Naturalmente, não foi só a indústria argentina que veio se abastecer no Brasil. Os bens de consumo brasileiros, especialmente duráveis e semiduráveis, também cruzaram a fronteira e acabaram indo fazer concorrência à produção local. A indústria têxtil, calçadista, de linha branca e marrom argentinas reclamaram e o governo do presidente Néstor Kirchner resolveu eliminar a autorização automática para importação desses produtos brasileiros. Atitude que agora se repete no setor automotivo.
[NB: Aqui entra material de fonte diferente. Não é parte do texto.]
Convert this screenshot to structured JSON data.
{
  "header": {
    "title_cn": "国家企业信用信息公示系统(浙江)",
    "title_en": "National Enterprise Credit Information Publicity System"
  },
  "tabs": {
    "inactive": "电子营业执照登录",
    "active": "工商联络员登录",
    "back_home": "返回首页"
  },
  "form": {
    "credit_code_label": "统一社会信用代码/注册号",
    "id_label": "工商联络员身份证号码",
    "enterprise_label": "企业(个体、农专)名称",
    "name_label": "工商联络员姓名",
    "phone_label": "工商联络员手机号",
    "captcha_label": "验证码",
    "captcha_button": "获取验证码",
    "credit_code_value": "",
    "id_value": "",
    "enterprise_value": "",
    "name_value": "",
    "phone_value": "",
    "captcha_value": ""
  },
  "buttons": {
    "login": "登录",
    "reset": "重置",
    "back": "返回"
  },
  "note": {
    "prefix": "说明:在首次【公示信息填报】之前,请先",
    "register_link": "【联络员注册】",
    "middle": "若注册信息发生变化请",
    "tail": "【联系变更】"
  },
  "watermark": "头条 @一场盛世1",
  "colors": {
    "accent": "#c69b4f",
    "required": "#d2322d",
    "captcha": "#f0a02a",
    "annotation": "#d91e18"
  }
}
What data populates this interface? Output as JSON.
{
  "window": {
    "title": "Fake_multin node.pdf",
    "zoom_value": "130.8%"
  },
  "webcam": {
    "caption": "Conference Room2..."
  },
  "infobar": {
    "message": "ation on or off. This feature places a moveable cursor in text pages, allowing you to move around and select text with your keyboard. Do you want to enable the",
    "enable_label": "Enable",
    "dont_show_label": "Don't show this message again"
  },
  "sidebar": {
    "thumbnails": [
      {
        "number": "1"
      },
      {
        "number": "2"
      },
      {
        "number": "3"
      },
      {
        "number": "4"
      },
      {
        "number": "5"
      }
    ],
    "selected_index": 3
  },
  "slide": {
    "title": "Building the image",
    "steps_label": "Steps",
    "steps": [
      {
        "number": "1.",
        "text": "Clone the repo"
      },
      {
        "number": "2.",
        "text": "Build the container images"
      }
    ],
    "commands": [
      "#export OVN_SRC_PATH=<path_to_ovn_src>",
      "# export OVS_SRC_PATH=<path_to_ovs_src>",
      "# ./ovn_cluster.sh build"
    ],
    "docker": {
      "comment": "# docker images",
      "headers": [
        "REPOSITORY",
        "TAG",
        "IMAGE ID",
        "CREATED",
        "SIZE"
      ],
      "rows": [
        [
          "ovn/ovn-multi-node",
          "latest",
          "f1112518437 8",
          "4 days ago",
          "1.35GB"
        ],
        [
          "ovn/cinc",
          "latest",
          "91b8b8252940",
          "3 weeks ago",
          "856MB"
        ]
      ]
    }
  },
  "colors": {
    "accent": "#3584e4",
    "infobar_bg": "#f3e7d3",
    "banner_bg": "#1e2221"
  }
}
Para Michel Alaby, presidente da Associação de Empresas Brasileiras para Integração ao Mercosul, (Adebim), ainda é provável que outros setores industriais argentinos também reclamem, caso do mobiliário. “Há problemas, sim, mas também há soluções capazes de atender aos interesses dos dois países. Acho que está na hora de definir uma estratégia comum para conquistar outros mercados, sob o selo made in Mercosul”, afirmou.
Após cinco anos de recessão intensa, os argentinos parecem ter reencontrado o caminho do desenvolvimento.